Paris-Nice will boast a mouth-watering line-up for 2020.
The ‘race to the sun’ will see reigning champion and Tour de France winner Egan Bernal (Team Ineos) take to the start alongside Vuelta a Espana champion Primoz Roglic (Jumbo-Visma), Tadej Pogacar (UAE-Team Emirates), and French favorites Julian Alaphilippe (Deceuninck-Quick-Step) and Thibaut Pinot (Groupama-FDJ). Nairo Quintana will also be there, racing with his new team, Arkea-Samsic, who earned a wildcard invite.
“It really is looking more and more like a Tour de France warm-up,” Paris-Nice race director Francois Lemarchand told AFP.
“This will be a real battle between some of cycling’s top stars, last year it revealed the Tour winner, as it has done so many times before,” said Tour de France and Paris-Nice director Christian Prudhomme.
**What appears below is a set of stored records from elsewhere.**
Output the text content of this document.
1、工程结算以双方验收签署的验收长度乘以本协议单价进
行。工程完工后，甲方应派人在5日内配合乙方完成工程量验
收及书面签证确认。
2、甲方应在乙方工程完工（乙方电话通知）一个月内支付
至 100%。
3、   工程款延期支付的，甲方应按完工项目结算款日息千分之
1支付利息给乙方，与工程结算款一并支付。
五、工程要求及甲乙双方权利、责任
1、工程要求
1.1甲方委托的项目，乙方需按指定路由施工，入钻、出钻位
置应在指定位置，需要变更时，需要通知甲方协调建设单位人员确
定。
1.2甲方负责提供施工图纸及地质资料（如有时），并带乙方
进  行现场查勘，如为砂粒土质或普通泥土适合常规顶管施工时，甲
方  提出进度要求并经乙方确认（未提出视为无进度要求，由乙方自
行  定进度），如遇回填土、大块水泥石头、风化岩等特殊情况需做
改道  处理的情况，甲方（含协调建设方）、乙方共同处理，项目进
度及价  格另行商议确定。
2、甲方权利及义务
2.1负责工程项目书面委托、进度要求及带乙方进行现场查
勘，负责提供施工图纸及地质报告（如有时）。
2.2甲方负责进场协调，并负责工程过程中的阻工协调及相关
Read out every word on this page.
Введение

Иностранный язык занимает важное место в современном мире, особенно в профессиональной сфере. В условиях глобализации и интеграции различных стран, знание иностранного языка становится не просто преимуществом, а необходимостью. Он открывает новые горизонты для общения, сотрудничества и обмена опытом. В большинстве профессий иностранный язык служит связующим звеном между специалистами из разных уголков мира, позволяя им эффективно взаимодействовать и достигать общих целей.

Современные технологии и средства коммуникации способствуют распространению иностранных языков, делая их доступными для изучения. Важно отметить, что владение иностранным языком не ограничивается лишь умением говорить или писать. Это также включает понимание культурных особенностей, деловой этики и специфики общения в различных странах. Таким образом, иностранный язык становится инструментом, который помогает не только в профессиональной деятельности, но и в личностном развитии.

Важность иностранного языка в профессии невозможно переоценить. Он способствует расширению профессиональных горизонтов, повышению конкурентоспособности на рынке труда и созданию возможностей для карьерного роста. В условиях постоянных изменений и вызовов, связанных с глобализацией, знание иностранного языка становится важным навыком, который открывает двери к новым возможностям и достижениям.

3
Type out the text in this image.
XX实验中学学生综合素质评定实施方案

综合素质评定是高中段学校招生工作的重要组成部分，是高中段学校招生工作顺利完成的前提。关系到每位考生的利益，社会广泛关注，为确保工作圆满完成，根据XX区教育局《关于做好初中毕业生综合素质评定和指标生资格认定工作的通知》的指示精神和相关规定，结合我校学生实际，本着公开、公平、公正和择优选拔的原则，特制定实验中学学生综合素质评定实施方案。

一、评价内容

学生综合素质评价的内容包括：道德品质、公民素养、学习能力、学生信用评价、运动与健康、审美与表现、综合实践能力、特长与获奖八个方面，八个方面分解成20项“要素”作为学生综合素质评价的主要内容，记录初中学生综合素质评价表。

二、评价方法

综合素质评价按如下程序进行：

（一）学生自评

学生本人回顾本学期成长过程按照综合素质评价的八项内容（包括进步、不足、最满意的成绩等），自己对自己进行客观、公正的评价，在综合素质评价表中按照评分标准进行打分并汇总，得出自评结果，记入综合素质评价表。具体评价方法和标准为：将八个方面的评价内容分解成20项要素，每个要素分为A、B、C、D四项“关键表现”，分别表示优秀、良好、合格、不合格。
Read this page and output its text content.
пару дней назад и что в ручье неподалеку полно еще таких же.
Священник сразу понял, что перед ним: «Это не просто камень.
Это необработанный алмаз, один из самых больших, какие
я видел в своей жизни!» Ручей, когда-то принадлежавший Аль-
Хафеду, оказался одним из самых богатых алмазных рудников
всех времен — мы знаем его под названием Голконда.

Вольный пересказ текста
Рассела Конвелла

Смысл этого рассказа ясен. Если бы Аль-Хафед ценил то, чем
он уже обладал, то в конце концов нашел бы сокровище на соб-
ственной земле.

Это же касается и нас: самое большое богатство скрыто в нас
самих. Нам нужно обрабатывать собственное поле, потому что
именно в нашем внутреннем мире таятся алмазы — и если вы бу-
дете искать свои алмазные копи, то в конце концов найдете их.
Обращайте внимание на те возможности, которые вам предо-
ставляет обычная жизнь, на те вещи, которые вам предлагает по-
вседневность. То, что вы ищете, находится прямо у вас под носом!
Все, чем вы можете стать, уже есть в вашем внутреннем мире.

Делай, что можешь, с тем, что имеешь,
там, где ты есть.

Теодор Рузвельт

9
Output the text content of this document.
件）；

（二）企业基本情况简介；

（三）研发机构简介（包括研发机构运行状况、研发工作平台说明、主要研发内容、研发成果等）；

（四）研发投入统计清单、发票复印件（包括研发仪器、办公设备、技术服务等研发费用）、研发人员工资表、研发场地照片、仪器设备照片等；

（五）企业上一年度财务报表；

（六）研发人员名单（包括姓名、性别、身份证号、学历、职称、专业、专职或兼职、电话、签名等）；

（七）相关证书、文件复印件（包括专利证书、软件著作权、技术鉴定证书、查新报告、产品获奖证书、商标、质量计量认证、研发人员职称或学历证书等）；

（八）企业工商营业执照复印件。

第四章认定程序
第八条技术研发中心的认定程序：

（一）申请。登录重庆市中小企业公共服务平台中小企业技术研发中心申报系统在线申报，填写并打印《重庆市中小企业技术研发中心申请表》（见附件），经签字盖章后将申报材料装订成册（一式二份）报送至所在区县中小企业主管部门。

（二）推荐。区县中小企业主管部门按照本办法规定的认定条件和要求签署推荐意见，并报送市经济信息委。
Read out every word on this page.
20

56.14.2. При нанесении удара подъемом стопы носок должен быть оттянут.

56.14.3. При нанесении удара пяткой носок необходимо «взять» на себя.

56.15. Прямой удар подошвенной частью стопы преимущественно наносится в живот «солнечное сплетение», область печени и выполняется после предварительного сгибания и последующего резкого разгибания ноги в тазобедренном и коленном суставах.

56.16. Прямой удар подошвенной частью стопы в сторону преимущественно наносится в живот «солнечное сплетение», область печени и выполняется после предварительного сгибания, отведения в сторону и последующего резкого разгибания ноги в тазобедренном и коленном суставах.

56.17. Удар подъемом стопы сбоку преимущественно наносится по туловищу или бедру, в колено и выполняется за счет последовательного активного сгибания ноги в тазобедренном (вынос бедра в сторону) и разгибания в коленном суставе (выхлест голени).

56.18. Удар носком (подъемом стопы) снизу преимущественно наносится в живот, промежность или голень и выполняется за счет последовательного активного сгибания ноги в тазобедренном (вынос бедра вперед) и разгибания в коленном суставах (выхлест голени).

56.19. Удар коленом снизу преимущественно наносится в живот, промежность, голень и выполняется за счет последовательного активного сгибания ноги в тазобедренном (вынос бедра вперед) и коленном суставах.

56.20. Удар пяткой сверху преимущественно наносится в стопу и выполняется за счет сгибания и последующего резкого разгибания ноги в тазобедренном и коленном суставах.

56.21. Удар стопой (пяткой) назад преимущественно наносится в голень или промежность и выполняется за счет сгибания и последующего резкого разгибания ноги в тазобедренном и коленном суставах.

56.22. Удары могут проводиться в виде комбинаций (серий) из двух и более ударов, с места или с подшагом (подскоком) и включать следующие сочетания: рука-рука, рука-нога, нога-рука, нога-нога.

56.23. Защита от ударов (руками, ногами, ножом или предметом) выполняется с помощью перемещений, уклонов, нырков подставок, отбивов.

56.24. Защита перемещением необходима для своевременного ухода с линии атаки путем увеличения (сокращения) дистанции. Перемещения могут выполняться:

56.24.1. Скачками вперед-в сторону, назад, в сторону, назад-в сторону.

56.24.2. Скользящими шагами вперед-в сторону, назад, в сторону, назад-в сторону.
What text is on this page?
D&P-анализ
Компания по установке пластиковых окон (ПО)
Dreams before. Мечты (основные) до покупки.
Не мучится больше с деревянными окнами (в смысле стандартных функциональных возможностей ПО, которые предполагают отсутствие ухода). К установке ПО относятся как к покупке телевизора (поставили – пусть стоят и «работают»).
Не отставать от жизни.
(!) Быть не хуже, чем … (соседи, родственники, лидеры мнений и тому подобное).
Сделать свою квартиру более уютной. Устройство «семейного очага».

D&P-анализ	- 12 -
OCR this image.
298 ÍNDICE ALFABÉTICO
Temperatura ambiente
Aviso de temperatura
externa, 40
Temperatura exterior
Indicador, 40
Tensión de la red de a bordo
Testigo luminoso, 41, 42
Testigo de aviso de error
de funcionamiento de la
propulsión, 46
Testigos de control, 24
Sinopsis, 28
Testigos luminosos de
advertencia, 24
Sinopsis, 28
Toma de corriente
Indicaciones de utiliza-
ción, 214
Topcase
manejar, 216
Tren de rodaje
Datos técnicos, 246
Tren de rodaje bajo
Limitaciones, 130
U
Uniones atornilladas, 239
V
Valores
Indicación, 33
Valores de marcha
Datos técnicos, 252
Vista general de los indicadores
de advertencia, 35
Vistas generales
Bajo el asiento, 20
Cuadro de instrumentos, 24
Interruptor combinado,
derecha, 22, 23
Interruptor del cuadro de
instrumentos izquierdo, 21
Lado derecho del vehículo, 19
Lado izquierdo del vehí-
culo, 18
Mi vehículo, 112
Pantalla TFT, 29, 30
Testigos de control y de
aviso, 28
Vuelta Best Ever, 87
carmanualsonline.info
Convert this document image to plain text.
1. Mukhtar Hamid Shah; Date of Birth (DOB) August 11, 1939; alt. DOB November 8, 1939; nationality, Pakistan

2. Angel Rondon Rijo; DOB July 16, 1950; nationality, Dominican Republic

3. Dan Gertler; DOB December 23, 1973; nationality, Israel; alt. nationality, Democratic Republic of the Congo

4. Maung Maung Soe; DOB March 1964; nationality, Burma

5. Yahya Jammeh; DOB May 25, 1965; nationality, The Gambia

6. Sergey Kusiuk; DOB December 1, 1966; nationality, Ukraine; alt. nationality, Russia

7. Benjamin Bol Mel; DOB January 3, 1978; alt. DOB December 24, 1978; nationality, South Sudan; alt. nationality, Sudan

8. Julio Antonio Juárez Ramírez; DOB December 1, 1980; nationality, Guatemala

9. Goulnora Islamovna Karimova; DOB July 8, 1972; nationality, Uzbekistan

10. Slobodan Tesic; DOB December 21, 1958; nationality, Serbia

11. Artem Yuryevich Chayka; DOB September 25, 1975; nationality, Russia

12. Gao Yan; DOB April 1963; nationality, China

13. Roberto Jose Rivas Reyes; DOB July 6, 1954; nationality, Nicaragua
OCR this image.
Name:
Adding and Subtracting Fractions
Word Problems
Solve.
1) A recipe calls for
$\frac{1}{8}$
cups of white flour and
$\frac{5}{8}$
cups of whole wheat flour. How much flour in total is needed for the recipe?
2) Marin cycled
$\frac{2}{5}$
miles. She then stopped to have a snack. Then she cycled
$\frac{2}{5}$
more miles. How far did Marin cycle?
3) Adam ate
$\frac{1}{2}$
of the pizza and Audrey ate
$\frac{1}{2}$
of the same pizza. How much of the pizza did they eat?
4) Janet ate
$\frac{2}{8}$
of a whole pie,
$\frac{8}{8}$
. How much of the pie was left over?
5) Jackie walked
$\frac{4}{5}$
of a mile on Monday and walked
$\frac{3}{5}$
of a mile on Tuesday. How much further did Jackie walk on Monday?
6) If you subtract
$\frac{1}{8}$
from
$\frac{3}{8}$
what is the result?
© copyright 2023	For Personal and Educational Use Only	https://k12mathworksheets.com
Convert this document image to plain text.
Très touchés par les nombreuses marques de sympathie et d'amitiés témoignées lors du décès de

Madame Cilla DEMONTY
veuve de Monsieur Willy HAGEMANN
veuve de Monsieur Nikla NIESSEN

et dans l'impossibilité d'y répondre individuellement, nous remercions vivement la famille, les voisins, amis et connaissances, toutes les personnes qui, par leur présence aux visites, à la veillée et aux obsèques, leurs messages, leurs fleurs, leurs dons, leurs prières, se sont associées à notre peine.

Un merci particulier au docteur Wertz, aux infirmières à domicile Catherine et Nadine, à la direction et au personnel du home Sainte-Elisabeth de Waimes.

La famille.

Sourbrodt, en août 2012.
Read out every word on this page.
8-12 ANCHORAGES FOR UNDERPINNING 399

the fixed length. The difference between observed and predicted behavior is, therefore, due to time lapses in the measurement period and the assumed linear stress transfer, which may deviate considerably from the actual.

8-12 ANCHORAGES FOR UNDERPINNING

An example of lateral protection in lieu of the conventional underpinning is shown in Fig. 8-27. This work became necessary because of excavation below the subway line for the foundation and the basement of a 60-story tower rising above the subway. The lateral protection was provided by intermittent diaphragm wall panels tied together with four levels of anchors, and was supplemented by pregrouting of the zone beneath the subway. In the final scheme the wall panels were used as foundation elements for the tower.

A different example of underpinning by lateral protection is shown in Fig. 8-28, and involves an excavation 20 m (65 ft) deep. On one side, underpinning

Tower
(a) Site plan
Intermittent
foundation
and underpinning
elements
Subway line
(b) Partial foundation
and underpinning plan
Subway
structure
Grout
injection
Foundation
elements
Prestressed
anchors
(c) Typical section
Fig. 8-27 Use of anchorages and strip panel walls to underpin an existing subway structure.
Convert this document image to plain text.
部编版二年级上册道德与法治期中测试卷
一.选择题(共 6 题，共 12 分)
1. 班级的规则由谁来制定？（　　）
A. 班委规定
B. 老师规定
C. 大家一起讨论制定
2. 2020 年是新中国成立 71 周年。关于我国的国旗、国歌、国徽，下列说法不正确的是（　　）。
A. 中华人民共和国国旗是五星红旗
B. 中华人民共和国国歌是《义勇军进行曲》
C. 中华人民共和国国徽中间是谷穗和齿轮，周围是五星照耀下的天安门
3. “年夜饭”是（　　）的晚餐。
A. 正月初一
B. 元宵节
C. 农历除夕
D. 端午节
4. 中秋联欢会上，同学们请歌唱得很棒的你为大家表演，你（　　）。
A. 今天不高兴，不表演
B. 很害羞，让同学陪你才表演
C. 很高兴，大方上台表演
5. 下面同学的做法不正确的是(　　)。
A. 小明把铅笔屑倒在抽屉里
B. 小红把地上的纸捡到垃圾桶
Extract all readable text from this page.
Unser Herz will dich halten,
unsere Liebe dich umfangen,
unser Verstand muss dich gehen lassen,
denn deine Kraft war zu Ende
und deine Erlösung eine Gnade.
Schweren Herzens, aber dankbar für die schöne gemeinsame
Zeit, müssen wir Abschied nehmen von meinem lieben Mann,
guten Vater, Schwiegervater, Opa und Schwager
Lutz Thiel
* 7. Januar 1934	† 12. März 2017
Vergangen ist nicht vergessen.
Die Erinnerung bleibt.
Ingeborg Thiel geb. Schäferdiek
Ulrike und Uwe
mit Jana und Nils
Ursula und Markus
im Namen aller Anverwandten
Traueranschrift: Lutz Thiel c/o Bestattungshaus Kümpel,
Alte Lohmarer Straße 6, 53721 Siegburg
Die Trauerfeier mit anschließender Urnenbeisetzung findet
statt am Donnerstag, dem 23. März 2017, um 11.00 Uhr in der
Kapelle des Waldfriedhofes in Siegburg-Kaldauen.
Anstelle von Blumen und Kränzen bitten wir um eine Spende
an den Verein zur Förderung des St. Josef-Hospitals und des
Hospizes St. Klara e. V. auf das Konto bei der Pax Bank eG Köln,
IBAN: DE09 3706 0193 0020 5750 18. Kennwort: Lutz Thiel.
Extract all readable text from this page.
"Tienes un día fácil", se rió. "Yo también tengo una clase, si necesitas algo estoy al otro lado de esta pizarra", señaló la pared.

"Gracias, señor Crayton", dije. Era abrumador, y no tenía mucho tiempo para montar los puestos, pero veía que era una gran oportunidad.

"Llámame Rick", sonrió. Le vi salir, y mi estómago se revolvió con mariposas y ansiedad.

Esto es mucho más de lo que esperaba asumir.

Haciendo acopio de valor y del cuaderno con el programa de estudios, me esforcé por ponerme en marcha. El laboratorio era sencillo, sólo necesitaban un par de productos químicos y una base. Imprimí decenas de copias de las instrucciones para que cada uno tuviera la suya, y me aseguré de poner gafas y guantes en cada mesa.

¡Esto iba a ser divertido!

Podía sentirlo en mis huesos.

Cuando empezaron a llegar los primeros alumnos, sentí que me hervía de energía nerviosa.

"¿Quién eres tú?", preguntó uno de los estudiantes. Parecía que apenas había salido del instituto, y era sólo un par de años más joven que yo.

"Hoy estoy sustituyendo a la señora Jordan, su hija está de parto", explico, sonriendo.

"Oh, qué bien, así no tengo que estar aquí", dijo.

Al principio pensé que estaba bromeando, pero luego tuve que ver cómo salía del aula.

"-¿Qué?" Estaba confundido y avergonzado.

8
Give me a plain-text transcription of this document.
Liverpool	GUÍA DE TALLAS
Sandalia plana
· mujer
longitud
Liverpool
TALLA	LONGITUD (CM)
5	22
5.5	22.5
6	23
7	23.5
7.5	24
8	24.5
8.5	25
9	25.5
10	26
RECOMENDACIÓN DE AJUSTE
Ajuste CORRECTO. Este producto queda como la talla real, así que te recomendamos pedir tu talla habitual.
Bernal kick-started his 2019 with victory at Paris-Nice before going on to win the Tour de Suisse and Tour de France that summer. Before Bernal, Bradley Wiggins was the last rider to take the Tour and Paris-Nice in the same year, in 2012.
Paris-Nice, running for 8 stages through March 8-15, is the first major stage race of the European calendar and is often seen as a form guide for the big GC players in the peloton. Bernal, Roglic, and Pogacar have all confirmed they will be hunting the Tour’s yellow jersey three-and-a-half months after the close of Paris-Nice.
Racing in northern France in early spring is renowned for rain and crosswinds, and the opening stages of 2020’s Paris-Nice are likely to see gritty racing in challenging conditions as the peloton moves through the open plains of the Beauce region.
The first opportunity for the GC riders to show how their legs are shaping up for the season to come is likely to occur on stage 4, a 15km time trial through Alaphilippe’s birthplace, Saint-Amand-Montrond. The following two stages are packed with lumps and bumps through central France before the race arrives in Nice, which hosts both stage 7 and 8.
Stage 7 could prove decisive, with four categorized climbs and summit finish atop the Col de la Colmiane. The 16.3km, 6.3 percent climb also features in stage 2 of the Tour. The race wraps up with a punchy 113km rip around the foothills of the Alps, finishing in front of the Allianz Rivera stadium, home of Nice football club. The club has been owned since last August by Jim Ratcliffe, who also owns Team Ineos.
Could the finishing location be an omen of victory for Ineos rider Egan Bernal? It could be, but with such a star-studded line-up, the young Colombian will be made to work for it.